Channelized DSL targets multiservice

There are essentially three ways to transport voice traffic over a copper phone line using digital subscriber line (DSL) bandwidth: voice-over-Internet Protocol (IP), voice-over-asynchronous transfer mode (ATM) and channelized voice-over-DSL.

Voice-over-ATM puts digitized voice and emulated signaling information into ATM cells, which are transported over the phone line and through the network over a dedicated ATM private virtual connection.

Similarly, voice-over-IP places digital voice and emulated signaling into IP packets, and then transports them across the phone line along with other data.

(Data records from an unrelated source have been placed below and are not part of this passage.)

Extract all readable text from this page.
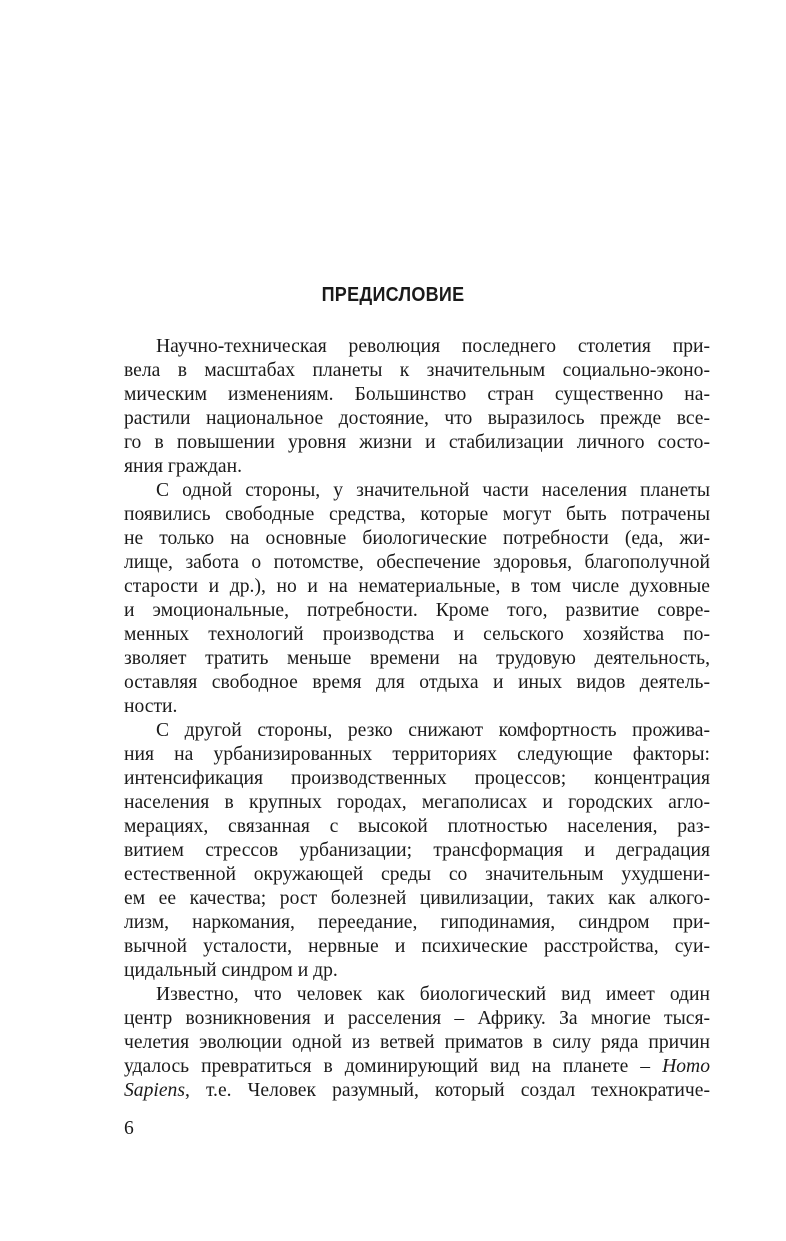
ПРЕДИСЛОВИЕ
Научно-техническая революция последнего столетия при-
вела в масштабах планеты к значительным социально-эконо-
мическим изменениям. Большинство стран существенно на-
растили национальное достояние, что выразилось прежде все-
го в повышении уровня жизни и стабилизации личного состо-
яния граждан.
С одной стороны, у значительной части населения планеты
появились свободные средства, которые могут быть потрачены
не только на основные биологические потребности (еда, жи-
лище, забота о потомстве, обеспечение здоровья, благополучной
старости и др.), но и на нематериальные, в том числе духовные
и эмоциональные, потребности. Кроме того, развитие совре-
менных технологий производства и сельского хозяйства по-
зволяет тратить меньше времени на трудовую деятельность,
оставляя свободное время для отдыха и иных видов деятель-
ности.
С другой стороны, резко снижают комфортность прожива-
ния на урбанизированных территориях следующие факторы:
интенсификация производственных процессов; концентрация
населения в крупных городах, мегаполисах и городских агло-
мерациях, связанная с высокой плотностью населения, раз-
витием стрессов урбанизации; трансформация и деградация
естественной окружающей среды со значительным ухудшени-
ем ее качества; рост болезней цивилизации, таких как алкого-
лизм, наркомания, переедание, гиподинамия, синдром при-
вычной усталости, нервные и психические расстройства, суи-
цидальный синдром и др.
Известно, что человек как биологический вид имеет один
центр возникновения и расселения – Африку. За многие тыся-
челетия эволюции одной из ветвей приматов в силу ряда причин
удалось превратиться в доминирующий вид на планете – Homo
Sapiens, т.е. Человек разумный, который создал технократиче-
6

The third method, channelized voice-over-DSL (CVoDSL), is an enhancement of digital subscriber line technology that transports voice traffic over DSL bandwidth not by packetizing, but rather by electronically dedicating physical-layer "channels" of DSL bandwidth over the phone line for each derived phone call.

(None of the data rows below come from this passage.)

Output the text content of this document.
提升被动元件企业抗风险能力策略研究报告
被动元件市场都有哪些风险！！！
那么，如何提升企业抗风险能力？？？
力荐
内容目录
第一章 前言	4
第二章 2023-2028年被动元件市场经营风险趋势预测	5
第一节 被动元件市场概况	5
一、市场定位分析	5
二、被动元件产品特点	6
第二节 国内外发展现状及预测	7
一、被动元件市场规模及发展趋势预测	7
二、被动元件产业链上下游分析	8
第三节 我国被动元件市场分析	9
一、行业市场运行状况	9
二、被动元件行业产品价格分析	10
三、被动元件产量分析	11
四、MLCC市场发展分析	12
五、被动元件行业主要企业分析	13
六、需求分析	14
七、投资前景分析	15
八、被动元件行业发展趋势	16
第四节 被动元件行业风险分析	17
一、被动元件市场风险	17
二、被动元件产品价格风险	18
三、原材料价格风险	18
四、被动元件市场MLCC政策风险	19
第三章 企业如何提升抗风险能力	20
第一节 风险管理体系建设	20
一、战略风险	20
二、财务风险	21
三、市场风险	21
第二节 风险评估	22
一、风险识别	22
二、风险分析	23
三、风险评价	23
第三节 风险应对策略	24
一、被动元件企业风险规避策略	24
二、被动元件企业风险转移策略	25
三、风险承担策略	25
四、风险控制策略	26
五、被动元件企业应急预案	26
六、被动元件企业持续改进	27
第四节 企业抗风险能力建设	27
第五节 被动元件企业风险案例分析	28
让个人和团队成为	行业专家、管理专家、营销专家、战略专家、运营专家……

On the customer end, the caller uses a standard phone plugged into a CVoDSL-enabled DSL modem, which digitizes each derived phone signal. When using pulse-code modulation encoding with no compression, each voice channel consumes 64 kbits/second of bandwidth in each direction without overhead.

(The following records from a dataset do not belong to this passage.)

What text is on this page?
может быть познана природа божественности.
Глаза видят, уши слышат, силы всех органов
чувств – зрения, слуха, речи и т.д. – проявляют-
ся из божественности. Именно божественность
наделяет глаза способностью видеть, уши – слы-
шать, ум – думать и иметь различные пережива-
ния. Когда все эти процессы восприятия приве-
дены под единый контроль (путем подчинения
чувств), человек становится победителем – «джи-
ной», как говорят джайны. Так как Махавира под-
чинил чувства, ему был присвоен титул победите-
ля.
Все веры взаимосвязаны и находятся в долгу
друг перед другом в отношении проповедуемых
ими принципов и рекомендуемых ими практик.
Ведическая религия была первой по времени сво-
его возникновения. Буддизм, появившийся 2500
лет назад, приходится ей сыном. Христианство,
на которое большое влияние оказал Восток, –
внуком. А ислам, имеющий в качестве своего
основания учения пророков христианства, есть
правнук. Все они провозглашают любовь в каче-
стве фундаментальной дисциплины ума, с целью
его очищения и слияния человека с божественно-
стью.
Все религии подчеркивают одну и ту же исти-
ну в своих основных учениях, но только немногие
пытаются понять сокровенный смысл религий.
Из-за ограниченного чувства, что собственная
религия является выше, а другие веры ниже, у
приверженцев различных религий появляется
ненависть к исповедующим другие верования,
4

The real impact-and the key to understanding CVoDSL and its application-lies in the architecture in which it best fits. CVoDSL is ideally suited for next-generation multiservice access platform (MSAP) equipment.

A multiservice access platform is designed for flexibility; it terminates not only data traffic, but also POTS voice, and has advanced higher-layer capabilities and intelligence. An MSAP terminates customer phone lines just like a digital subscriber line access multiplexer (DSLAM). But unlike a DSLAM, it handles both POTS (plain old telephone service) phone calls as well as data over a digital loop carrier (DSL) by filtering the bandwidth and sending the POTS and DSL frequencies to their respective line cards.

The POTS portion of the MSAP will digitize the analog voice signals and then pass them off to a time-domain multiplexed backplane, which then aggregates the signals and transports them to a Class 5 circuit switch.

A channelized voice call arrives at the MSAP from a dedicated port on the DSL chip set, so the MSAP has the flexibility to do one of several things with it: It can pass the signal onto the voice backplane with the rest of the digitized POTS traffic for transport to the Class 5 switch. But with integrated voice-over-ATM (VoATM) or VoIP voice packetization functionality, the MSAP can alternatively packetize the CVoDSL signals into ATM or IP, then hand them to the data backplane for transport to the data network.

CVoDSL is complementary to VoATM and VoIP in two ways. First, it is intended to enable next-generation MSAP equipment with derived voice capability; it is not necessarily intended for enabling deployed DSLAMs. Second, it can be used with VoATM and VoIP by enabling an MSAP to uniformly migrate both POTS and derived voice over DSL to a next-generation network.

Today, the "network cloud" is a fitting representation of the nebulous future of the telecommunications network. Next-generation networks based on soft-switch platforms promise great bandwidth and operational efficiencies as well as lucrative end-user features. But the transition of a 100-year-old voice network to one run largely by software could take decades, and will require a flexible access architecture.